The committee's proposal received bipartisan support and was endorsed by President Bush. It deserves the support of Congress.Medicare is the fastest-growing program in the federal government. By 1994, the Medicare program will consume 12.2 percent of the entire federal budget. We simply can't afford this unchecked growth.
If we do not take reasonable steps now to control Medicare spending, we will be faced with intolerable tax increases and/or benefit reductions in the near future, just to preserve the program. We can avoid such a crisis by adopting the committee's proposal.
The most important part of the reform package is the establishment of expenditure targets for overall Medicare payments to physicians.

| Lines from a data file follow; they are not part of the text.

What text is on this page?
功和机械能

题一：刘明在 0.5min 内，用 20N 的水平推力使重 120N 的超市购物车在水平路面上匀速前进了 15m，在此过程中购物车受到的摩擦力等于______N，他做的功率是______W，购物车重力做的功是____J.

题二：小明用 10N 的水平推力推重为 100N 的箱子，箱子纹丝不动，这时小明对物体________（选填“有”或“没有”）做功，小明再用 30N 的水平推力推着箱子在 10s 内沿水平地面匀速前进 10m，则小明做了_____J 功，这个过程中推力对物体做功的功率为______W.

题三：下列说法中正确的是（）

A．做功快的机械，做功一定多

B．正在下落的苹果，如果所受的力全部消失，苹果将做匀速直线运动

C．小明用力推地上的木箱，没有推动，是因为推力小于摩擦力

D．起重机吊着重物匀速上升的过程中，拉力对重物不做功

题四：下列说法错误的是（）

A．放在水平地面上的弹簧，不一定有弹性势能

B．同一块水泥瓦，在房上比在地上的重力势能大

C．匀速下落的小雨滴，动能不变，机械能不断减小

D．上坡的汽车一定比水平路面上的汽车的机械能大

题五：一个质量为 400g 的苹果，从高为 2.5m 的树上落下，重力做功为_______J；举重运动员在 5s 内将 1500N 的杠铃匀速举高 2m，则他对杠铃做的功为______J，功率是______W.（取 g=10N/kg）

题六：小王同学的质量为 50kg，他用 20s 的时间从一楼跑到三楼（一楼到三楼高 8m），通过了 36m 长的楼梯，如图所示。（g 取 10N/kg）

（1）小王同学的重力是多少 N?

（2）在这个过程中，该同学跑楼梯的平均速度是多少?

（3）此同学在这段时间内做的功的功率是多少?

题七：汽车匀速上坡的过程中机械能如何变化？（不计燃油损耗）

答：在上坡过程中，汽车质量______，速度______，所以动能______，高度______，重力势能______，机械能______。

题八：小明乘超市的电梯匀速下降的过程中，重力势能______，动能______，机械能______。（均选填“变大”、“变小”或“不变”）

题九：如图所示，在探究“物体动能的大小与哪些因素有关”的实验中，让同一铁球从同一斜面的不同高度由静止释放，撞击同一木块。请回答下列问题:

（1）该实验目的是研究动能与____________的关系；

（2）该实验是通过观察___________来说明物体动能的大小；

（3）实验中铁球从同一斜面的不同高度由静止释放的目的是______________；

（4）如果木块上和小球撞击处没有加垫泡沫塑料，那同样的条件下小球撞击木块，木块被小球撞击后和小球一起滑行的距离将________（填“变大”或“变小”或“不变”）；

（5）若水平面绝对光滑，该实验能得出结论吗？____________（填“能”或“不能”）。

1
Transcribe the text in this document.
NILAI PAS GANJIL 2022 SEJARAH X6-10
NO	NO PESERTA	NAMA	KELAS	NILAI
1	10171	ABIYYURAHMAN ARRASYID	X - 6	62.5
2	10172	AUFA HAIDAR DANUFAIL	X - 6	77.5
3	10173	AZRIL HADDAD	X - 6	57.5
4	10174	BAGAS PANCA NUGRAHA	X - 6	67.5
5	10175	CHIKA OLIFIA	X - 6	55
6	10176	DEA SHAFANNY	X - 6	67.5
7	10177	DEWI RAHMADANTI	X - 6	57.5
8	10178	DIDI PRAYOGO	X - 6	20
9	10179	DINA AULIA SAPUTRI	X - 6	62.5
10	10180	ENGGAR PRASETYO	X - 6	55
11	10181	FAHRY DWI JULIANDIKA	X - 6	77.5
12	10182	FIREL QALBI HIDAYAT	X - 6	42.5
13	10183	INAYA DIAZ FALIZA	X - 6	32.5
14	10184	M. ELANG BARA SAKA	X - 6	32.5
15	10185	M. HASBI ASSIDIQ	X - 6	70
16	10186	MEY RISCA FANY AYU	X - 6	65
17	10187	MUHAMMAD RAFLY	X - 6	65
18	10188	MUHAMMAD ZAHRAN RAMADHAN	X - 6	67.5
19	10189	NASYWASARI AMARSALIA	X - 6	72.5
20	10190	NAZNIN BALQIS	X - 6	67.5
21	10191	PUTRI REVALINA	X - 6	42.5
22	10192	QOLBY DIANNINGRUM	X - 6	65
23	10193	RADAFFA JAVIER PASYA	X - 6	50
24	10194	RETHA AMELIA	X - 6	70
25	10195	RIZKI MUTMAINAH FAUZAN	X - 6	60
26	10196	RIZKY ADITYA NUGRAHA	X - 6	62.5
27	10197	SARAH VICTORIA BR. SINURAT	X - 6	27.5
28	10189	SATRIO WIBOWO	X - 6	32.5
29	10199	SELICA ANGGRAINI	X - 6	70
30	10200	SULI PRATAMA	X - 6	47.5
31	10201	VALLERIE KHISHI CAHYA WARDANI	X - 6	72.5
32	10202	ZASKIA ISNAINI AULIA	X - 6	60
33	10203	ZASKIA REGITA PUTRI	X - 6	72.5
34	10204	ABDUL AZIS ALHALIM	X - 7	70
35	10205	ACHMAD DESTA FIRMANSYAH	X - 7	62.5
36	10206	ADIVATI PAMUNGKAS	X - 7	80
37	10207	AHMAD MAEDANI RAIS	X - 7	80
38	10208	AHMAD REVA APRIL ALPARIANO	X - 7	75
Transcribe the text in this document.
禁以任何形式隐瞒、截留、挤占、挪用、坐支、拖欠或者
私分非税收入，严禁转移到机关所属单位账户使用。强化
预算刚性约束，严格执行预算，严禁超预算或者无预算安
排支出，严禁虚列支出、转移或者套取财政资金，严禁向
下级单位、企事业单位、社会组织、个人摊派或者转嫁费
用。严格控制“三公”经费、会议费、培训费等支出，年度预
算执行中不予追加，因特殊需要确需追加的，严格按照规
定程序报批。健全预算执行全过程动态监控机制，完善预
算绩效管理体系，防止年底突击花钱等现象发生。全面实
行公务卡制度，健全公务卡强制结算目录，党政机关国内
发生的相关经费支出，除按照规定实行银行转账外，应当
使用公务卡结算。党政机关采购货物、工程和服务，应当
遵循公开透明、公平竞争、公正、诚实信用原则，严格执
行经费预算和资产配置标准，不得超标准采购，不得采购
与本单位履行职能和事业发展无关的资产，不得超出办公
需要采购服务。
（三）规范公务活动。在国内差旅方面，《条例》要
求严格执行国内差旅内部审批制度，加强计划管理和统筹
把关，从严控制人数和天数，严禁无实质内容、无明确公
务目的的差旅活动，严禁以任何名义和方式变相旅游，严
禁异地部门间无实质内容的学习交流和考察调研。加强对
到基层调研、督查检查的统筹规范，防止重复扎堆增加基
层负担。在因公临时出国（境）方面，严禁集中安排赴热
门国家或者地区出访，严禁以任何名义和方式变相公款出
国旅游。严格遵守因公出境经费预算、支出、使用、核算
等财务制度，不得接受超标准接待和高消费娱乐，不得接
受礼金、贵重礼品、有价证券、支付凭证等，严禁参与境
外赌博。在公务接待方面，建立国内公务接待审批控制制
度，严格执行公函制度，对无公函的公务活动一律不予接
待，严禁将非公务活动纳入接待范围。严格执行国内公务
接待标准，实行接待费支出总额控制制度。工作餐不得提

It would work very simply: Each year a goal for total spending by Medicare for doctors' bills would be established. This spending goal would allow for normal growth in the program due to inflation and the increase in the number of beneficiaries. If Medicare spending exceeded the target, physician payments in subsequent years would be reduced to make up the difference.
The American Medical Association has vigorously opposed expenditure targets, claiming that they will result in the rationing of health care to elderly Medicare beneficiaries.
In a word, the AMA's claim is "bunk."
At most, the spending targets could only result in limited reductions in the increase in physician fees.
For example, under this policy, physician fees in 1992 would increase by 4.5 percent rather than 5 percent if there is no change in physician behavior. In past years, Congress adopted actual reductions in physician payments as part of deficit reduction efforts, but there was no cry about rationing. How could a 0.5 percent difference in the increase in fees be rationing?
This latest reform effort complements other important steps to curb Medicare costs. In recent years, Congress has moved to control the hospital portion of Medicare, through reductions in payments to hospitals and the establishment of a prospective payment system, which is designed to give hospitals an incentive to control costs. A similar incentive must be provided to doctors.
Medicare expenditures for physician services (doctor bills) are growing at an alarming rate.
Unchecked, these payments will increase by 14.9 percent per year between 1988 and 1994. This compares with a growth rate of 6.4 percent for Social Security and 3.5 percent for defense.
Expenditure targets are a performance standard. They establish an incentive for doctors to control overall costs. Congress controls the incentive and can ensure that rationing doesn't occur.
If doctors don't limit expenditures, then Congress can take annual and measured steps to reduce spending. The proposal provides for the active participation of physicians in setting both targets and subsequent payment increases.
This approach to curbing health-care costs is supported by the major private payers of health-care bills, organized labor, large corporations and the American College of Surgeons.
I am confident that, notwithstanding the AMA's position, it will also be supported by the vast majority of individual physicians, who recognize their responsibility to share in the cost containment effort.